Q1 earnings of Facebook, Google and Netflix

by Vested Team
July 16, 2020
4 min read
Q1 earnings of Facebook, Google and Netflix

Netflix’s Q1 earnings

As predicted, Netflix saw strong subscriber growth of 15.8 million (more than double the 7.2 million expected) in Q1 2020 due to the global lockdown. The impact of this growth towards revenue has not yet been fully realized, however, as the company saw most of its subscriber gains in March 2020 (the last month of the quarter). Here are some key highlights from the earnings report:

Figure 1: Netflix’s quarterly paying subscribers growth

  • Netflix saw strong growth with the global lockdown – the number of subscribers increased beyond expectations. It now has more than 180 million paying subscribers globally (Figure 1). The lockdown pulled forward subscriber growth substantially, although this is unlikely to continue. The company believes that the growth rate will decline after the lockdown period ends. Intuitively, if being forced to stay at home for 6 – 8 weeks does not compel you to sign up for the service, it is unlikely that you will do so after the lockdown has been lifted.
  • Despite the stronger growth, revenue came under analysts’ estimates. The global recession strengthened the US dollar compared to other emerging market currencies. Since Netflix charges subscription on a constant foreign currency basis, international revenue growth declined on a USD basis.
  • Global lockdown has halted content production worldwide. This is true for Netflix and its competitors. Fortunately, the production of content to be released this year is largely completed. Therefore, Netflix’s release schedule will not be affected in 2020. The company has about a 1 year lead time from when the investment is made to when shows are released on the platform. This is why the company operates with such negative free cash flow. Nonetheless, because of stoppage of production, Netflix ended up spending less cash this year, giving it extra financial flexibility (it has US $5.2 billion dollars in cash and US $750 million in untapped credit lines).

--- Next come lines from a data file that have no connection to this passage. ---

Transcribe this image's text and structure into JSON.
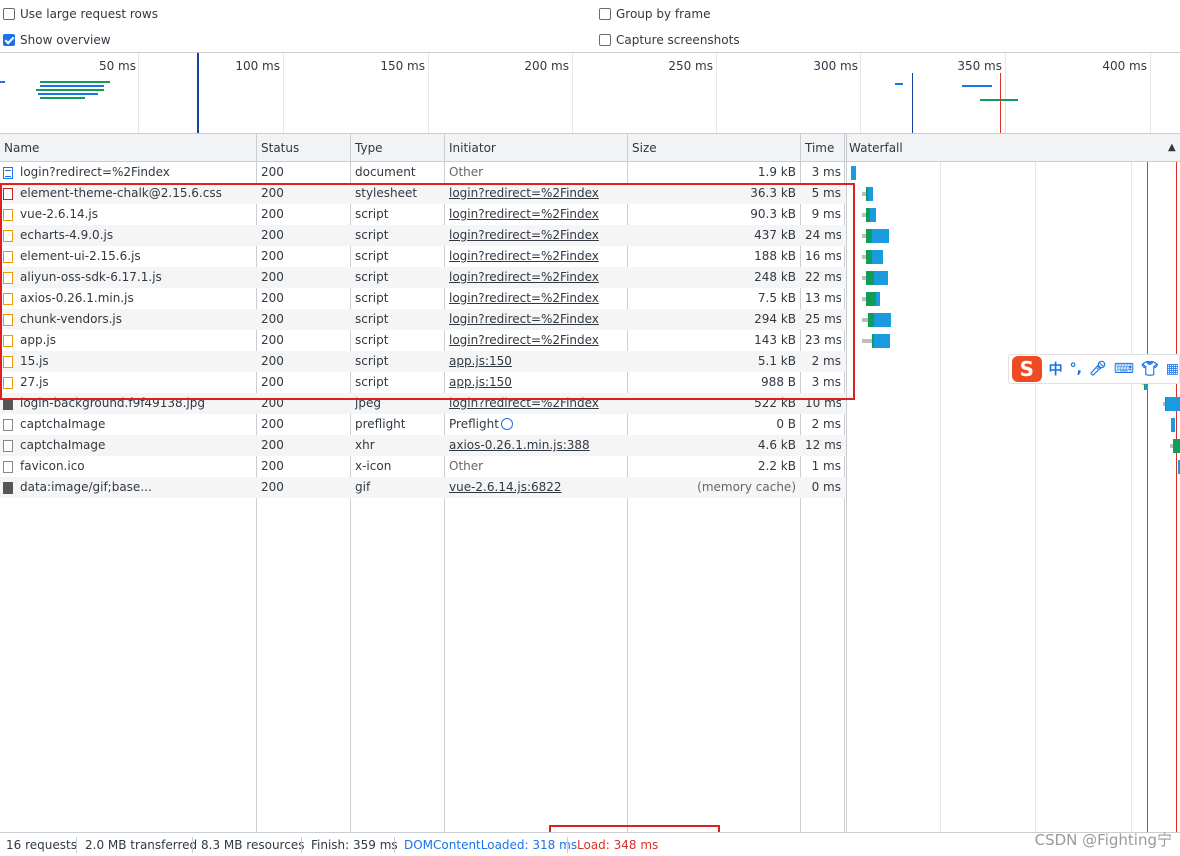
{
  "options": {
    "large_rows": {
      "label": "Use large request rows",
      "checked": false
    },
    "show_overview": {
      "label": "Show overview",
      "checked": true
    },
    "group_by_frame": {
      "label": "Group by frame",
      "checked": false
    },
    "capture_screenshots": {
      "label": "Capture screenshots",
      "checked": false
    }
  },
  "overview": {
    "ticks": [
      "50 ms",
      "100 ms",
      "150 ms",
      "200 ms",
      "250 ms",
      "300 ms",
      "350 ms",
      "400 ms"
    ]
  },
  "columns": {
    "name": "Name",
    "status": "Status",
    "type": "Type",
    "initiator": "Initiator",
    "size": "Size",
    "time": "Time",
    "waterfall": "Waterfall"
  },
  "requests": [
    {
      "name": "login?redirect=%2Findex",
      "status": "200",
      "type": "document",
      "initiator": "Other",
      "initiator_link": false,
      "size": "1.9 kB",
      "time": "3 ms",
      "icon": "document-icon"
    },
    {
      "name": "element-theme-chalk@2.15.6.css",
      "status": "200",
      "type": "stylesheet",
      "initiator": "login?redirect=%2Findex",
      "initiator_link": true,
      "size": "36.3 kB",
      "time": "5 ms",
      "icon": "stylesheet-icon"
    },
    {
      "name": "vue-2.6.14.js",
      "status": "200",
      "type": "script",
      "initiator": "login?redirect=%2Findex",
      "initiator_link": true,
      "size": "90.3 kB",
      "time": "9 ms",
      "icon": "script-icon"
    },
    {
      "name": "echarts-4.9.0.js",
      "status": "200",
      "type": "script",
      "initiator": "login?redirect=%2Findex",
      "initiator_link": true,
      "size": "437 kB",
      "time": "24 ms",
      "icon": "script-icon"
    },
    {
      "name": "element-ui-2.15.6.js",
      "status": "200",
      "type": "script",
      "initiator": "login?redirect=%2Findex",
      "initiator_link": true,
      "size": "188 kB",
      "time": "16 ms",
      "icon": "script-icon"
    },
    {
      "name": "aliyun-oss-sdk-6.17.1.js",
      "status": "200",
      "type": "script",
      "initiator": "login?redirect=%2Findex",
      "initiator_link": true,
      "size": "248 kB",
      "time": "22 ms",
      "icon": "script-icon"
    },
    {
      "name": "axios-0.26.1.min.js",
      "status": "200",
      "type": "script",
      "initiator": "login?redirect=%2Findex",
      "initiator_link": true,
      "size": "7.5 kB",
      "time": "13 ms",
      "icon": "script-icon"
    },
    {
      "name": "chunk-vendors.js",
      "status": "200",
      "type": "script",
      "initiator": "login?redirect=%2Findex",
      "initiator_link": true,
      "size": "294 kB",
      "time": "25 ms",
      "icon": "script-icon"
    },
    {
      "name": "app.js",
      "status": "200",
      "type": "script",
      "initiator": "login?redirect=%2Findex",
      "initiator_link": true,
      "size": "143 kB",
      "time": "23 ms",
      "icon": "script-icon"
    },
    {
      "name": "15.js",
      "status": "200",
      "type": "script",
      "initiator": "app.js:150",
      "initiator_link": true,
      "size": "5.1 kB",
      "time": "2 ms",
      "icon": "script-icon"
    },
    {
      "name": "27.js",
      "status": "200",
      "type": "script",
      "initiator": "app.js:150",
      "initiator_link": true,
      "size": "988 B",
      "time": "3 ms",
      "icon": "script-icon"
    },
    {
      "name": "login-background.f9f49138.jpg",
      "status": "200",
      "type": "jpeg",
      "initiator": "login?redirect=%2Findex",
      "initiator_link": true,
      "size": "522 kB",
      "time": "10 ms",
      "icon": "image-icon"
    },
    {
      "name": "captchaImage",
      "status": "200",
      "type": "preflight",
      "initiator": "Preflight",
      "initiator_link": false,
      "size": "0 B",
      "time": "2 ms",
      "icon": "fetch-icon"
    },
    {
      "name": "captchaImage",
      "status": "200",
      "type": "xhr",
      "initiator": "axios-0.26.1.min.js:388",
      "initiator_link": true,
      "size": "4.6 kB",
      "time": "12 ms",
      "icon": "fetch-icon"
    },
    {
      "name": "favicon.ico",
      "status": "200",
      "type": "x-icon",
      "initiator": "Other",
      "initiator_link": false,
      "size": "2.2 kB",
      "time": "1 ms",
      "icon": "fetch-icon"
    },
    {
      "name": "data:image/gif;base...",
      "status": "200",
      "type": "gif",
      "initiator": "vue-2.6.14.js:6822",
      "initiator_link": true,
      "size": "(memory cache)",
      "time": "0 ms",
      "icon": "image-icon"
    }
  ],
  "status_bar": {
    "requests": "16 requests",
    "transferred": "2.0 MB transferred",
    "resources": "8.3 MB resources",
    "finish": "Finish: 359 ms",
    "dom_content_loaded": "DOMContentLoaded: 318 ms",
    "load": "Load: 348 ms"
  },
  "ime": {
    "logo": "S",
    "lang": "中",
    "punct": "°,"
  },
  "watermark": "CSDN @Fighting宁",
  "colors": {
    "dom_loaded": "#1a73e8",
    "load": "#d93025",
    "highlight": "#e02020"
  }
}
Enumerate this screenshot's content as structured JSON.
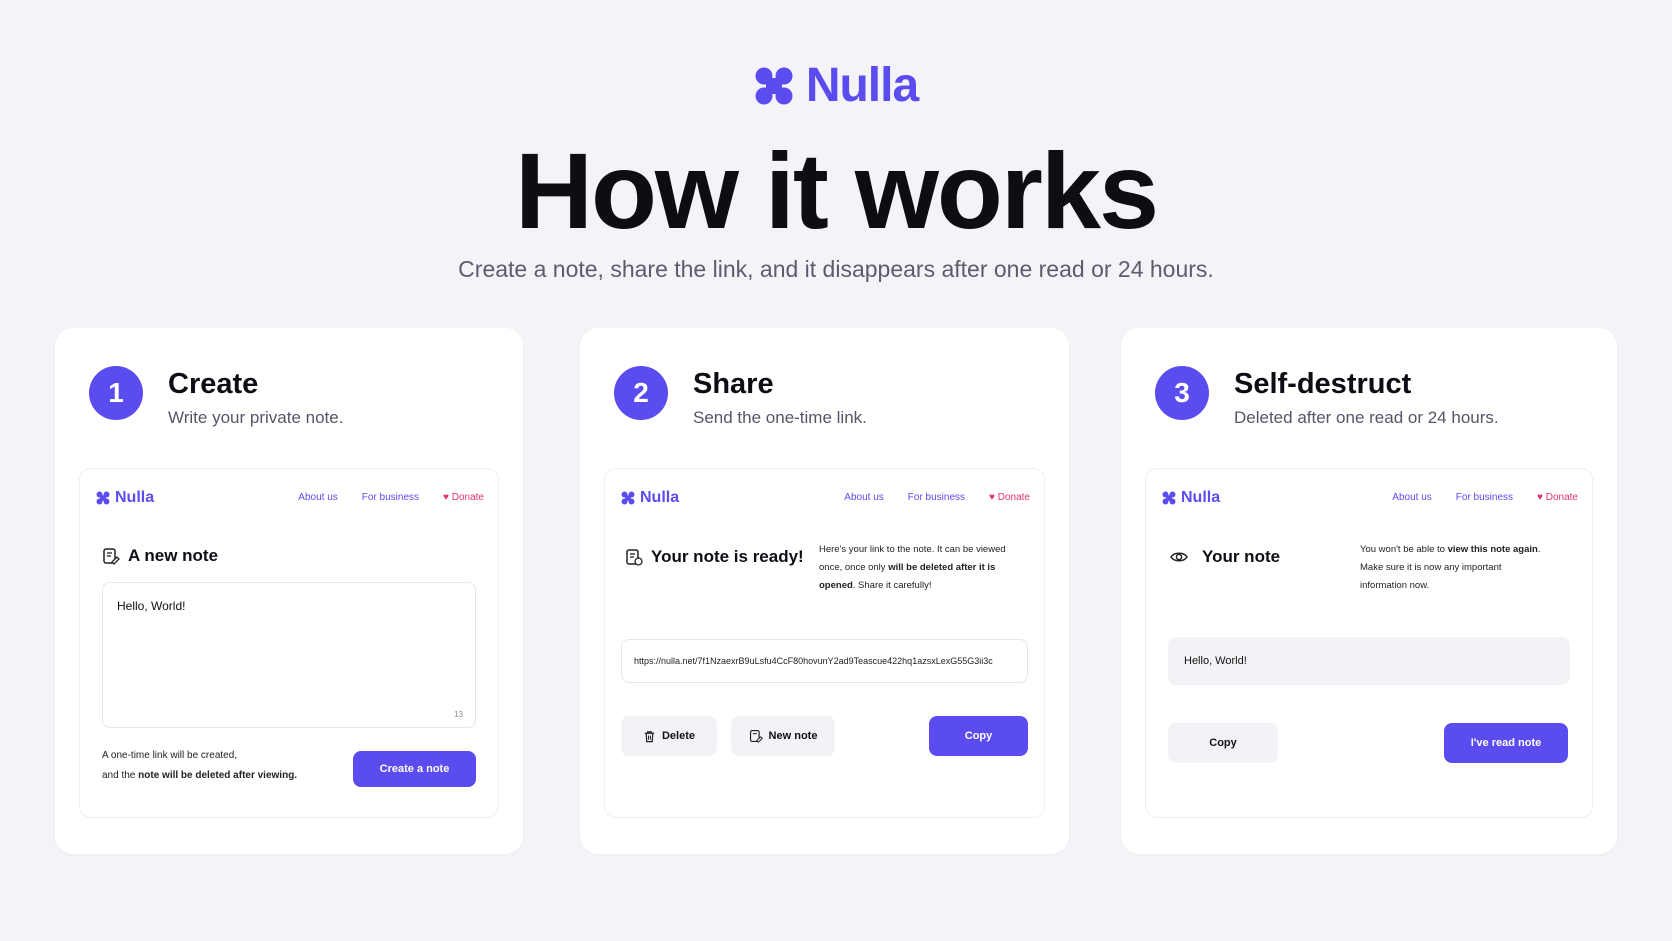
{
  "hero": {
    "brand": "Nulla",
    "headline": "How it works",
    "subtitle": "Create a note, share the link, and it disappears after one read or 24 hours."
  },
  "colors": {
    "accent": "#5b4cf0",
    "donate": "#e0356e",
    "background": "#f3f3f8"
  },
  "nav": {
    "about": "About us",
    "business": "For business",
    "donate": "Donate"
  },
  "steps": [
    {
      "number": "1",
      "title": "Create",
      "description": "Write your private note.",
      "mock": {
        "brand": "Nulla",
        "heading": "A new note",
        "textarea_value": "Hello, World!",
        "counter": "13",
        "footer_line1": "A one-time link will be created,",
        "footer_line2_prefix": "and the ",
        "footer_line2_bold": "note will be deleted after viewing.",
        "button": "Create a note"
      }
    },
    {
      "number": "2",
      "title": "Share",
      "description": "Send the one-time link.",
      "mock": {
        "brand": "Nulla",
        "heading": "Your note is ready!",
        "info_line1": "Here's your link to the note. It can be viewed",
        "info_line2_prefix": "once, once only ",
        "info_line2_bold": "will be deleted after it is",
        "info_line3_bold": "opened",
        "info_line3_suffix": ". Share it carefully!",
        "link": "https://nulla.net/7f1NzaexrB9uLsfu4CcF80hovunY2ad9Teascue422hq1azsxLexG55G3ii3c",
        "delete": "Delete",
        "new_note": "New note",
        "copy": "Copy"
      }
    },
    {
      "number": "3",
      "title": "Self-destruct",
      "description": "Deleted after one read or 24 hours.",
      "mock": {
        "brand": "Nulla",
        "heading": "Your note",
        "info_line1_prefix": "You won't be able to ",
        "info_line1_bold": "view this note again",
        "info_line1_suffix": ".",
        "info_line2": "Make sure it is now any important",
        "info_line3": "information now.",
        "note_value": "Hello, World!",
        "copy": "Copy",
        "read": "I've read note"
      }
    }
  ]
}
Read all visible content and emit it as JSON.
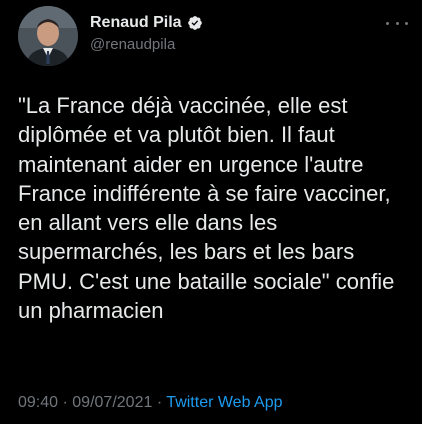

This stronger than expected growth has been priced in by investors (trailing twelve month P/E is 86X).

Nonetheless, acceleration of subscriber growth will only strengthen Netflix’s structural advantage. As we wrote about beforeNetflix can afford to outspend its competitors to create content. Since it has the largest user base, it can spread out the fixed cost to its 182 million subscribers. Netflix spends about 2 – 3X more on content as compared to its competitors (Figure 2).

Figure 2: Estimated annual content spend of the different streaming providers. Estimate taken Source

Alphabet (Google) and Facebook – a tale of two earnings

These two companies are duopoly in digital advertising. There are key similarities in their advertising driven business:

  • Both have self-serve ad platforms where advertisers can create and start deploying ad campaigns easily. This ease also means that it’s very easy for advertisers to stop when business is interrupted
  • The pricing of ads on the platform (e.g. how much advertisers have to pay for a unit of ad) is determined by an auction system, This means, the more competitors there are, the more costly it is for the advertiser, which means more revenue for both Facebook and Google.

Both companies saw strong growth in January and February, and both observed a decline in March. Despite that, Facebook and Google saw stability in its revenue going into April. This is because both companies have strong components of direct advertising in their revenue.

Generally, there are two types of advertising:

  1. Brand advertising – where advertisers place ads so that you are familiar with the brand, with the expectation of future pay off (future purchase). For example: Mercedes Benz shows an ad so that you may consider the brand for your next car purchase.
  2. Direct advertising – where advertisers serve you ads that convert directly to a purchase. This type of advertisement immediately translates to revenue and is much easier to track.

In times of recession, brand advertising becomes less important and gets turned off, and since both Facebook and Google have easy-to-use ad platforms, the ad revenue from this type of advertisement plummeted quicklyMeanwhile, direct advertisement is tied to incoming revenue and is more resistant to economic conditions. As such, both Facebook and Google saw direct advertising spend stabilize their revenues coming into the first weeks of April. Investors saw this as signs of what is to come – they expect stabilization of revenue to continue into Q2 2020. As a result, shares of both companies went up after the earnings reports were released.

Nonetheless, economists expect the global GDP to contract, and since GDP growth highly correlates with advertising spend, it is likely advertising as a whole will decline at least in the short and medium term.